Year: 2016, Volume: 17, Issue: 168, Pages: 1−36
Stable random variables are motivated by the central limit theorem for densities with (potentially) unbounded variance and can be thought of as natural generalizations of the Gaussian distribution to skewed and heavy-tailed phenomenon. In this paper, we introduce $\alpha$-stable graphical ($\alpha$-SG) models, a class of multivariate stable densities that can also be represented as Bayesian networks whose edges encode linear dependencies between random variables. One major hurdle to the extensive use of stable distributions is the lack of a closed- form analytical expression for their densities. This makes penalized maximum-likelihood based learning computationally demanding.

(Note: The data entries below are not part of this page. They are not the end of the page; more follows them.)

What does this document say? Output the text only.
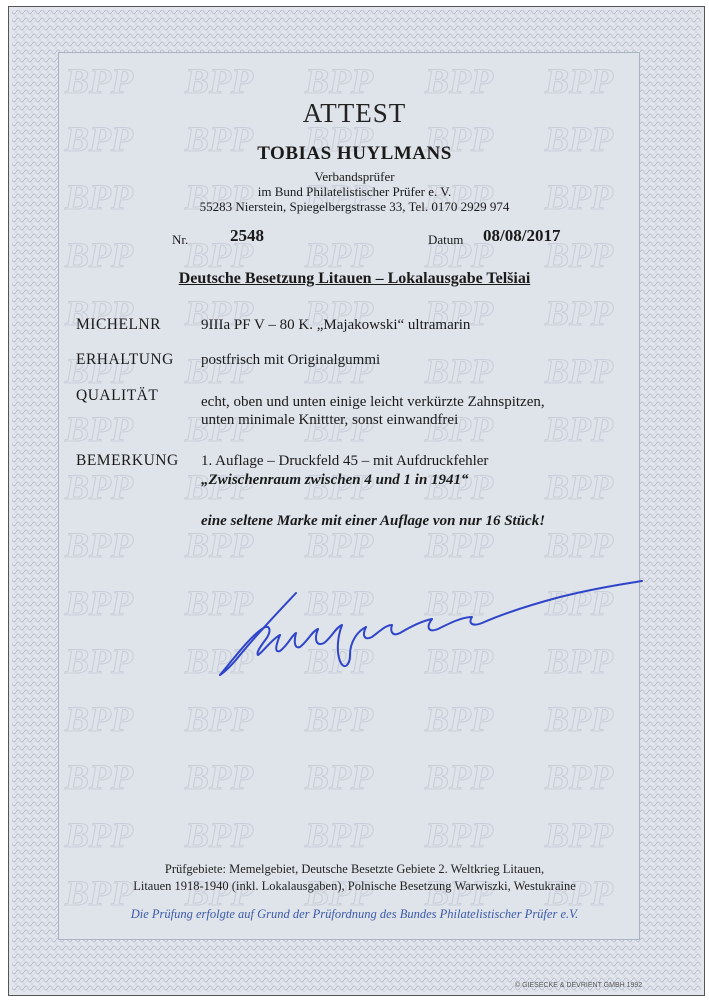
ATTEST
TOBIAS HUYLMANS
Verbandsprüfer
im Bund Philatelistischer Prüfer e. V.
55283 Nierstein, Spiegelbergstrasse 33, Tel. 0170 2929 974
Nr. 2548	Datum 08/08/2017
Deutsche Besetzung Litauen – Lokalausgabe Telšiai
MICHELNR	9IIIa PF V – 80 K. „Majakowski“ ultramarin
ERHALTUNG postfrisch mit Originalgummi
QUALITÄT	echt, oben und unten einige leicht verkürzte Zahnspitzen,
unten minimale Knittter, sonst einwandfrei
BEMERKUNG 1. Auflage – Druckfeld 45 – mit Aufdruckfehler
„Zwischenraum zwischen 4 und 1 in 1941“
eine seltene Marke mit einer Auflage von nur 16 Stück!
Prüfgebiete: Memelgebiet, Deutsche Besetzte Gebiete 2. Weltkrieg Litauen,
Litauen 1918-1940 (inkl. Lokalausgaben), Polnische Besetzung Warwiszki, Westukraine
Die Prüfung erfolgte auf Grund der Prüfordnung des Bundes Philatelistischer Prüfer e.V.
© GIESECKE & DEVRIENT GMBH 1992
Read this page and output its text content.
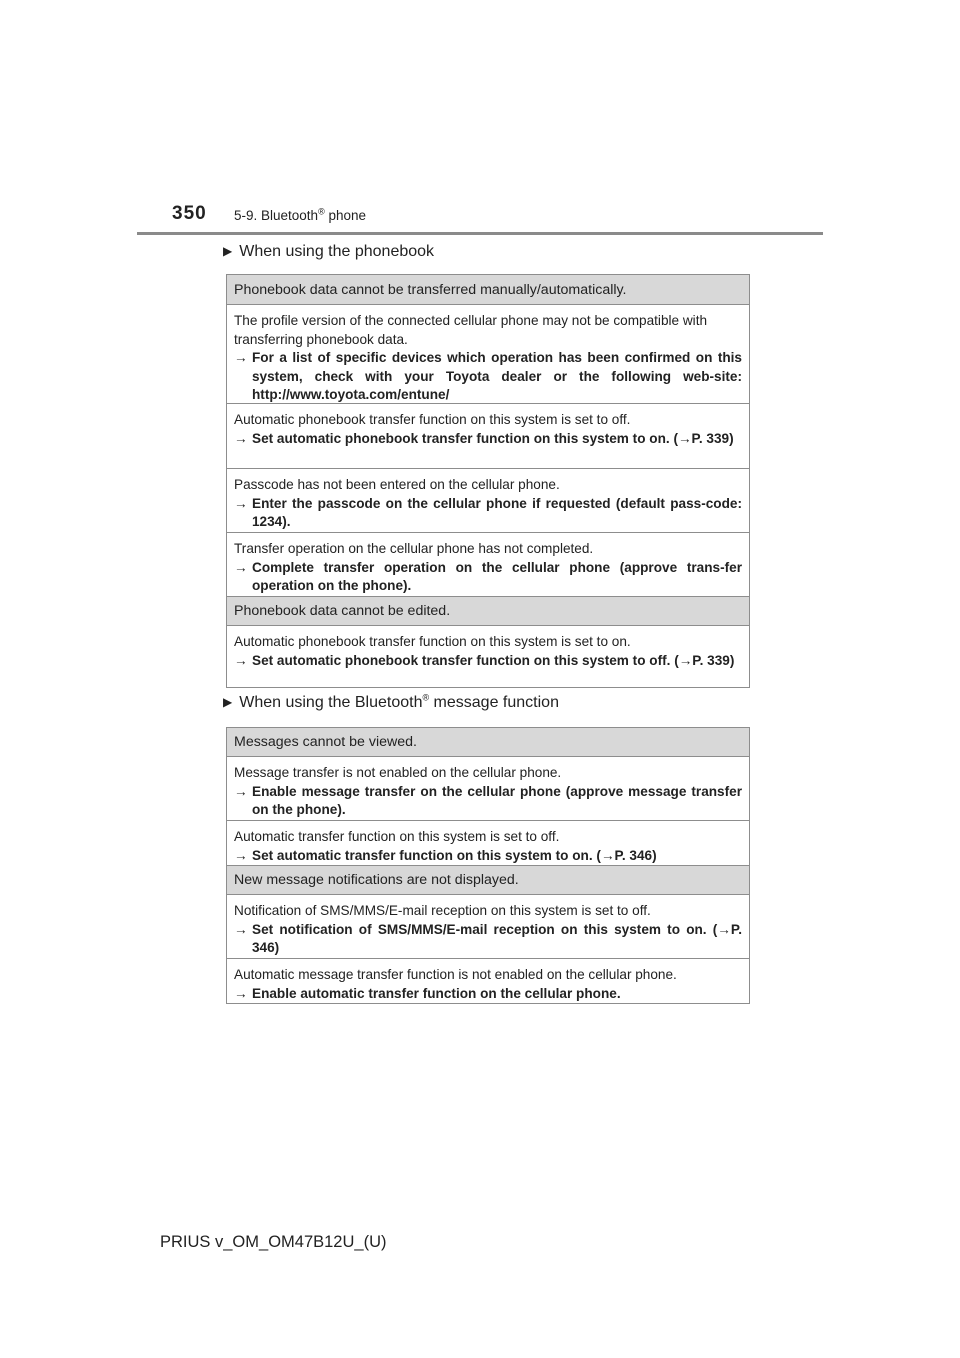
350 5-9. Bluetooth® phone
▶ When using the phonebook
Phonebook data cannot be transferred manually/automatically.
The profile version of the connected cellular phone may not be compatible with transferring phonebook data.
→ For a list of specific devices which operation has been confirmed on this system, check with your Toyota dealer or the following web-site: http://www.toyota.com/entune/
Automatic phonebook transfer function on this system is set to off.
→ Set automatic phonebook transfer function on this system to on. (→P. 339)
Passcode has not been entered on the cellular phone.
→ Enter the passcode on the cellular phone if requested (default pass-code: 1234).
Transfer operation on the cellular phone has not completed.
→ Complete transfer operation on the cellular phone (approve trans-fer operation on the phone).
Phonebook data cannot be edited.
Automatic phonebook transfer function on this system is set to on.
→ Set automatic phonebook transfer function on this system to off. (→P. 339)
▶ When using the Bluetooth® message function
Messages cannot be viewed.
Message transfer is not enabled on the cellular phone.
→ Enable message transfer on the cellular phone (approve message transfer on the phone).
Automatic transfer function on this system is set to off.
→ Set automatic transfer function on this system to on. (→P. 346)
New message notifications are not displayed.
Notification of SMS/MMS/E-mail reception on this system is set to off.
→ Set notification of SMS/MMS/E-mail reception on this system to on. (→P. 346)
Automatic message transfer function is not enabled on the cellular phone.
→ Enable automatic transfer function on the cellular phone.
PRIUS v_OM_OM47B12U_(U)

We establish theoretically that the Bayesian information criterion (BIC) can asymptotically be reduced to the computationally more tractable minimum dispersion criterion (MDC) and develop
StabLe, a structure learning algorithm based on MDC. We use simulated datasets for five benchmark network topologies to empirically demonstrate how
StabLe improves upon ordinary least squares (OLS) regression. We also apply
StabLe to microarray gene expression data for lymphoblastoid cells from 727 individuals belonging to eight global population groups. We establish that
StabLe improves test set performance relative to OLS via ten-fold cross-validation. Finally, we develop
SGEX, a method for quantifying differential expression of genes between different population groups.